LD&C Special Publication No. 14: A Descriptive Grammar of Shilluk

Permanent URI for this collection


Recent Submissions

Now showing 1 - 5 of 7
  • Item
    Chapter 5: The noun phrase in Shilluk
    ( 2021-07-05) Remijsen, Bert ; Ayoker, Otto Gwado
    This chapter presents a descriptive analysis of the noun phrase in Shilluk, surveying the variety of modifiers that combine with a nominal head. For the sake of accountability, 270 sound clips are embedded, many of them drawn from spontaneous speech. The set of noun-phrase modifiers includes possessors, adjectives, verbs, non-possessor nouns, quantifiers (including numerals), determiners, and a diminuitive. Of all of these modifiers, the diminuitive is the only one that preceeds the head. This fits with the interpretation that the diminuitive represents an instance of grammaticalization, which developed out of a possessive noun phrase construction. Of particular interest in relation to the numeral system is the fact that, for numbers below 10, the cardinal is morphologically derived on the basis of the ordinal, rather than the way around. Also, in noun phrases modified by a verbal predicate, we find past tense marking on the modification marker.
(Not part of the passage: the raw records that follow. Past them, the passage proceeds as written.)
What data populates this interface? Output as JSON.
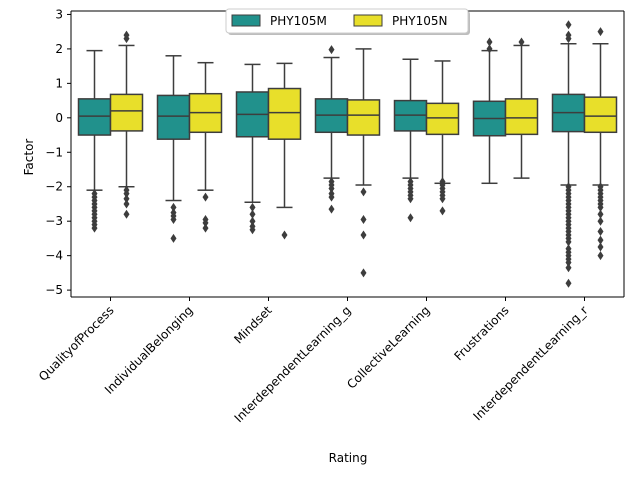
{
  "chart_data": {
    "type": "box",
    "xlabel": "Rating",
    "ylabel": "Factor",
    "ylim": [
      -5.2,
      3.1
    ],
    "yticks": [
      3,
      2,
      1,
      0,
      -1,
      -2,
      -3,
      -4,
      -5
    ],
    "ytick_labels": [
      "3",
      "2",
      "1",
      "0",
      "−1",
      "−2",
      "−3",
      "−4",
      "−5"
    ],
    "legend_position": "upper-center",
    "grid": false,
    "categories": [
      "QualityofProcess",
      "IndividualBelonging",
      "Mindset",
      "InterdependentLearning_g",
      "CollectiveLearning",
      "Frustrations",
      "InterdependentLearning_r"
    ],
    "series": [
      {
        "name": "PHY105M",
        "color": "#21918c",
        "boxes": [
          {
            "q1": -0.5,
            "median": 0.05,
            "q3": 0.55,
            "whislo": -2.1,
            "whishi": 1.95,
            "fliers": [
              -2.2,
              -2.3,
              -2.4,
              -2.5,
              -2.6,
              -2.7,
              -2.8,
              -2.9,
              -3.0,
              -3.1,
              -3.2
            ]
          },
          {
            "q1": -0.62,
            "median": 0.05,
            "q3": 0.65,
            "whislo": -2.4,
            "whishi": 1.8,
            "fliers": [
              -2.6,
              -2.75,
              -2.85,
              -2.95,
              -3.5
            ]
          },
          {
            "q1": -0.55,
            "median": 0.1,
            "q3": 0.75,
            "whislo": -2.45,
            "whishi": 1.55,
            "fliers": [
              -2.6,
              -2.8,
              -3.0,
              -3.15,
              -3.25
            ]
          },
          {
            "q1": -0.42,
            "median": 0.08,
            "q3": 0.55,
            "whislo": -1.75,
            "whishi": 1.75,
            "fliers": [
              -1.85,
              -1.95,
              -2.05,
              -2.2,
              -2.3,
              -2.65,
              1.98
            ]
          },
          {
            "q1": -0.38,
            "median": 0.08,
            "q3": 0.5,
            "whislo": -1.75,
            "whishi": 1.7,
            "fliers": [
              -1.85,
              -1.95,
              -2.05,
              -2.15,
              -2.25,
              -2.35,
              -2.9
            ]
          },
          {
            "q1": -0.52,
            "median": -0.02,
            "q3": 0.48,
            "whislo": -1.9,
            "whishi": 1.95,
            "fliers": [
              2.0,
              2.2
            ]
          },
          {
            "q1": -0.4,
            "median": 0.15,
            "q3": 0.68,
            "whislo": -1.95,
            "whishi": 2.15,
            "fliers": [
              -2.0,
              -2.1,
              -2.2,
              -2.3,
              -2.4,
              -2.5,
              -2.6,
              -2.7,
              -2.8,
              -2.9,
              -3.0,
              -3.1,
              -3.2,
              -3.3,
              -3.4,
              -3.5,
              -3.6,
              -3.8,
              -3.9,
              -4.0,
              -4.1,
              -4.2,
              -4.35,
              -4.8,
              2.3,
              2.4,
              2.7
            ]
          }
        ]
      },
      {
        "name": "PHY105N",
        "color": "#e8df2a",
        "boxes": [
          {
            "q1": -0.38,
            "median": 0.2,
            "q3": 0.68,
            "whislo": -2.0,
            "whishi": 2.1,
            "fliers": [
              -2.1,
              -2.2,
              -2.35,
              -2.5,
              -2.8,
              2.3,
              2.4
            ]
          },
          {
            "q1": -0.42,
            "median": 0.15,
            "q3": 0.7,
            "whislo": -2.1,
            "whishi": 1.6,
            "fliers": [
              -2.3,
              -2.95,
              -3.05,
              -3.2
            ]
          },
          {
            "q1": -0.62,
            "median": 0.15,
            "q3": 0.85,
            "whislo": -2.6,
            "whishi": 1.58,
            "fliers": [
              -3.4
            ]
          },
          {
            "q1": -0.5,
            "median": 0.08,
            "q3": 0.52,
            "whislo": -1.95,
            "whishi": 2.0,
            "fliers": [
              -2.15,
              -2.95,
              -3.4,
              -4.5
            ]
          },
          {
            "q1": -0.48,
            "median": 0.0,
            "q3": 0.42,
            "whislo": -1.9,
            "whishi": 1.65,
            "fliers": [
              -1.85,
              -1.95,
              -2.05,
              -2.15,
              -2.25,
              -2.35,
              -2.7
            ]
          },
          {
            "q1": -0.48,
            "median": 0.0,
            "q3": 0.55,
            "whislo": -1.75,
            "whishi": 2.1,
            "fliers": [
              2.2
            ]
          },
          {
            "q1": -0.42,
            "median": 0.05,
            "q3": 0.6,
            "whislo": -1.95,
            "whishi": 2.15,
            "fliers": [
              -2.0,
              -2.1,
              -2.2,
              -2.3,
              -2.4,
              -2.5,
              -2.6,
              -2.8,
              -3.0,
              -3.3,
              -3.55,
              -3.75,
              -4.0,
              2.5
            ]
          }
        ]
      }
    ]
  }
}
Noun phrases are conjoined in an asymmetric manner, with the non-initial noun phrase representing a prepositional phrase. We also describe vocatives and associative plurals, both of which involve morphological marking at the right edge of the noun phrase. As such, they stand out in the context of Shilluk morphology, which is primarily head-marking in nature.
  • Item
    Chapter 4: A descriptive analysis of adjectives in Shilluk
    ( 2020-12-05) Remijsen, Bert ; Ayoker, Otto Gwado
    We argue that Shilluk has adjectives as a lexical category distinct from both nouns and verbs, and present a descriptive analysis of their morphological and syntactic properties. Aside from the base form, the inflectional paradigms of adjectives present two other forms, neither of which are productive. One is the contingent form, which has not been postulated in earlier work. This inflection is used when the attribute is referenced non- permanently, to a limited degree, or subjectively. The other is the plural form, which is available for seven adjectives only. Derivational morphology includes an essence nominalization and an intransitive verb derivation. When adjectives are used as predicates, there is no copula, nor any morphological marking of the syntactic juncture. In contrast, when adjectives are used as modifiers, their status as such is signposted by three different morphosyntactic structures. The choice between these three structures is determined by definiteness and semantic specificity.
  • Item
    Chapter 3: Forms and functions of the associated-motion derivations of Shilluk transitive verbs
    ( 2020-01-13) Remijsen, Bert ; Ayoker, Otto Gwado
    The base paradigm of Shilluk transitive verbs includes inflectional marking for voice, subject, and tense-aspect-modality. This paradigm is described in Chapter 1. In addition to this base paradigm, however, transitive verbs present up to six derived paradigms: iterative, benefactive, ambitransitive, antipassive, and, depending on the ATR value of the root vowel, either one or two derivations that mark associated motion. Each of these six derivations presents its own set of forms marked for voice, subject, and tense-aspect-modality. The current chapter presents a descriptive analysis of the two derivations that mark associated motion. Apart from the patterns of morphological exponence, we also describe the morphosyntactic characteristics that are associated with these derivations. As in the earlier chapters, sound examples are embedded to make the phenomena accessible and the analysis accountable.
  • Item
    Chapter 2: Inflectional morphology and number marking in Shilluk nouns
    ( 2019-09-05) Remijsen, Bert ; Ayoker, Otto Gwado
    This chapter offers a descriptive analysis of two topics in the morphology of Shilluk nouns: the inflectional paradigm, and number marking. Aside from the base form, the inflectional paradigm includes the following four forms: a) pertensive with singular possessor; b) pertensive with plural possessor; c) construct state; and d) proximal demonstrative. All of these can be interpreted as instances of head marking, which is characteristic of Shilluk morphosyntax in general (cf. Chapter 1). Following a description of the morphosyntactic functions of the base form and the four inflections, we describe in detail the patterns of morphophonological exponence through which the inflections are expressed. This pattern of exponence includes vowel length, tone, nasalisation, floating quantity, and suffixation. Floating quantity is of particular note: this marker has not been postulated in earlier work. Overall, we find that the inflectional paradigm is largely productive and regular. In contrast, the morphological marking for number is neither regular nor productive, and this is why we do not consider it to be part of the inflectional paradigm. The newly discovered marker of floating quantity supports Gilley’s (1992) tripartite analysis of number marking for Shilluk. For the sake of clarity and accountability, sound examples are embedded in relation to each of the numbered illustrations.